Люцита дала волю слезам. Она лежала на кровати в своей палатке, уткнувшись лицом в подушку, и подушка была совсем влажной от слез. Все вокруг уже знали об их связи с Рычем, а о самом Рыче не известно было ничего и никому.
…Вдруг Люцита услышала, что в палатку кто-то вошел. Она вскочила — перед ней стоял Степан.
— А, Степка, это ты. Есть новости?
— Да пока нет.
— Зачем тогда пришел?
— С тобой побыть…
— Мне никто не нужен! Никто!.. Кроме Богдана… — и опять залилась слезами. — Вся жизнь у меня — не так! Полюбила Миро — он в мою сторону и не смотрит! Теперь вот Богдан…
— Но ведь с ним-то у тебя все хорошо.
— Хорошо-то хорошо, только где он, что с ним? Знаешь, самое страшное — это неизвестность.
— Я понимаю, Люцита. Я вот тут принес тебе… — и Степка достал из-за пазухи букетик самых обычных полевых цветов.
— Ой, что это? — воскликнула Люцита, не столько от радости, сколько от неожиданности.
— Помнишь, когда в детстве тебя кто-нибудь обижал, я всегда приносил тебе такой букет, ты переставала плакать и смеялась…
— Помню. Мне щекотно было, вот я и смеялась.
— То есть как это — щекотно?
— Ну, ты когда приносил его, то всегда совал мне под нос — вот мне и было щекотно.
— А я думал — ты от радости… — Степка выглядел большим разочарованным ребенком. — Я вот всегда радовался, когда тебя видел.
— Степа, так дня ж не было, чтобы ты меня не видел!

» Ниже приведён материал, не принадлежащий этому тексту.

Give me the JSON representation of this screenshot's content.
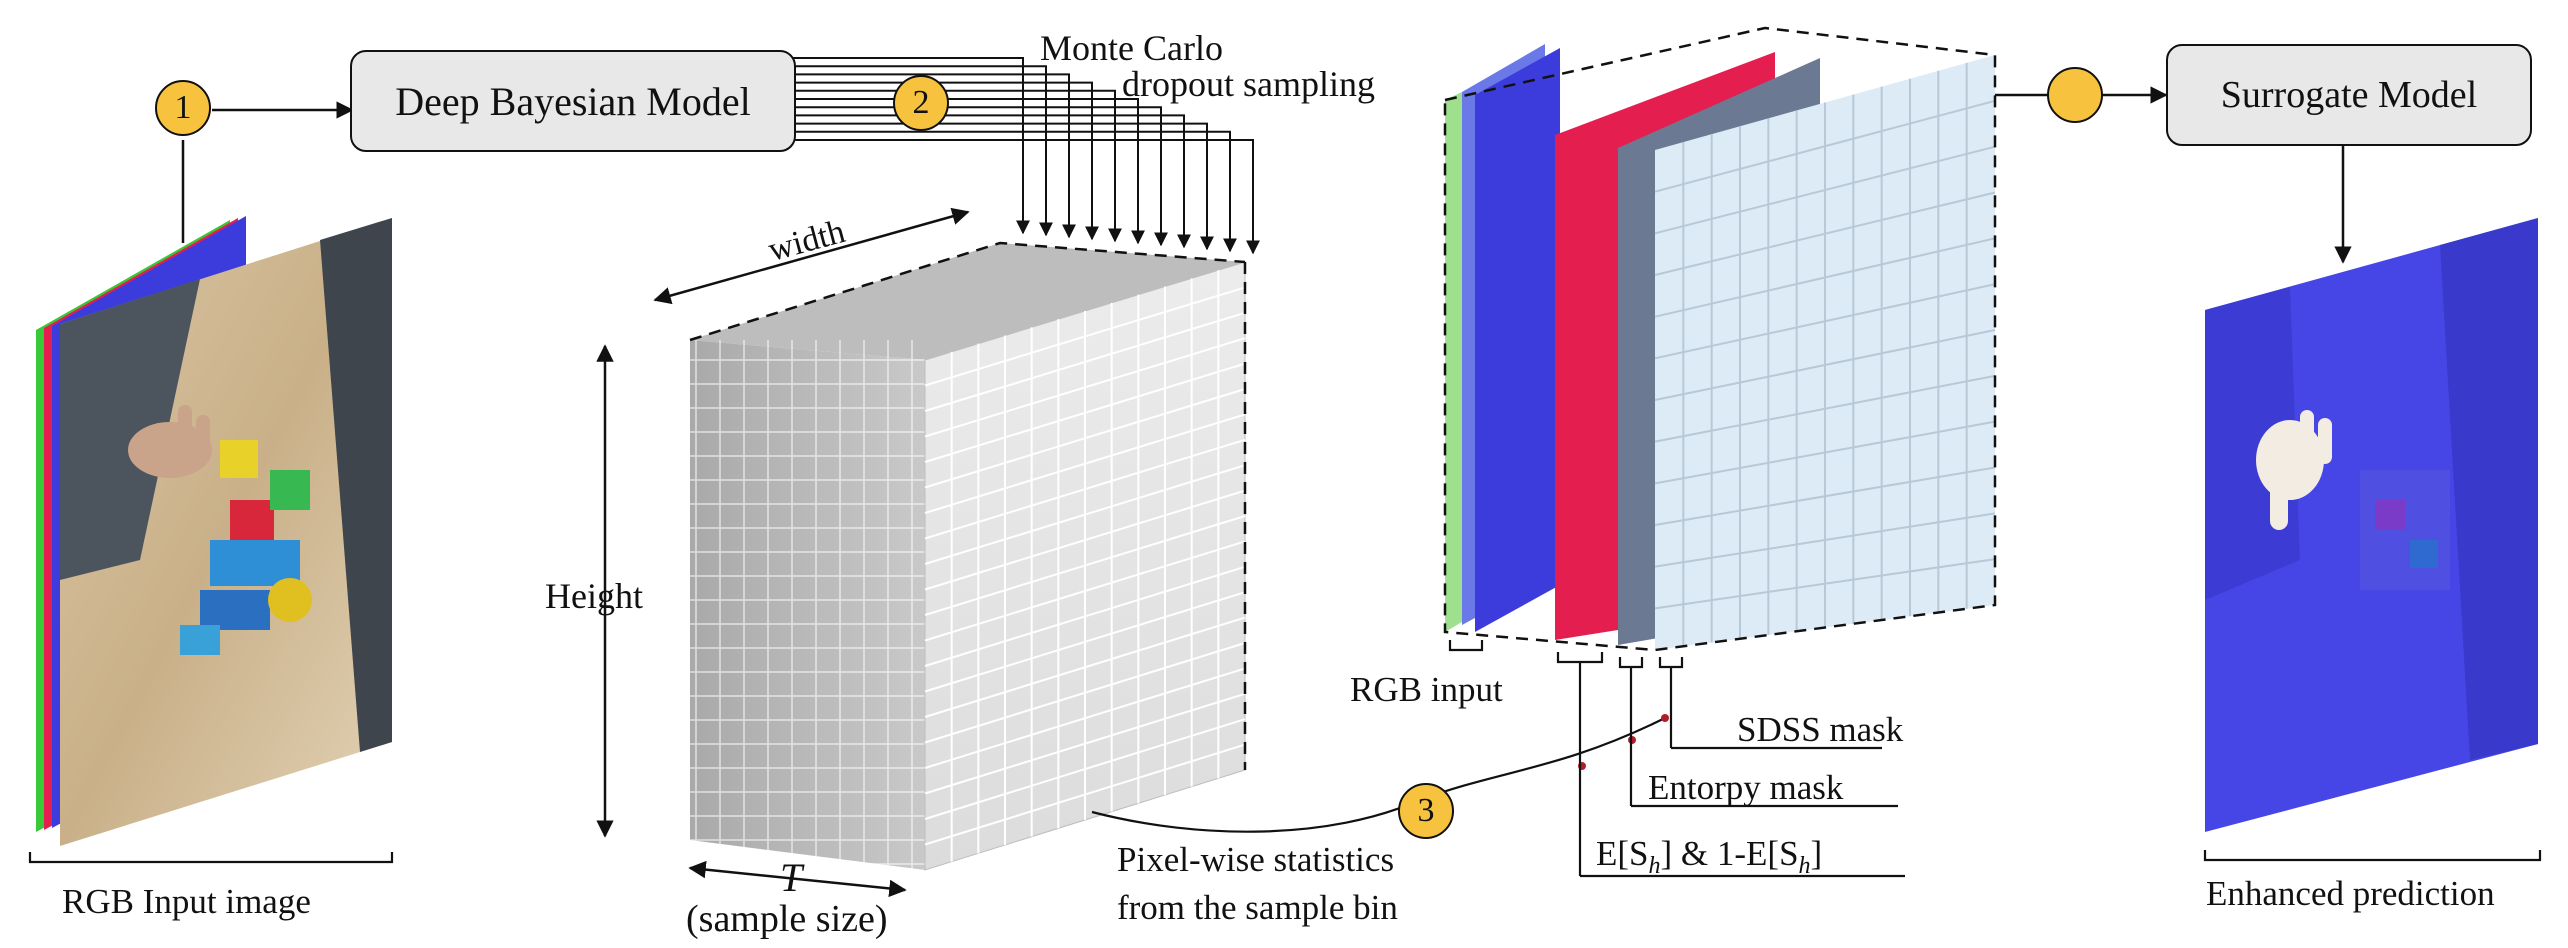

— Зато я помню тот день, когда я увидел тебя по-особенному. Ты танцевала, кружилась, и юбка у тебя кружилась, и волосы, и в твоих волосах запутывалось солнышко!..
— Как это?
— Ну, я тогда на земле сидел, а ты танцевала, и за твоей спиной светилось солнышко. А мне показалось, будто оно у тебя в волосах запуталось… И я еще тогда подумал, что когда-нибудь я поймаю солнышко, запутавшееся у тебя в волосах.
— Господи, сколько ж нам тогда лет-то было?
— Лет пять.
— Так значит, ты все эти годы не за мной бегаешь, а за солнышком? — Люцита лукаво улыбнулась. — Хороший ты человек, Степка, но не поймать тебе солнышка в моих волосах, не поймать.
— Я знаю, Люцита, просто я хотел, чтобы ты улыбнулась.
— А я и улыбнулась!…И знаешь, что я тебе еще скажу: ты обязательно встретишь другую девушку и забудешь про солнышко в моих волосах.
— Никогда я тебя не забуду. Ты — мое солнышко, и пусть никогда я не поймаю его в твоих воло-еах, но и никогда не забуду, что однажды оно там запуталось и осветило всю мою жизнь… И ты даже не представляешь себе, Люцита, как я тебе за это благодарен!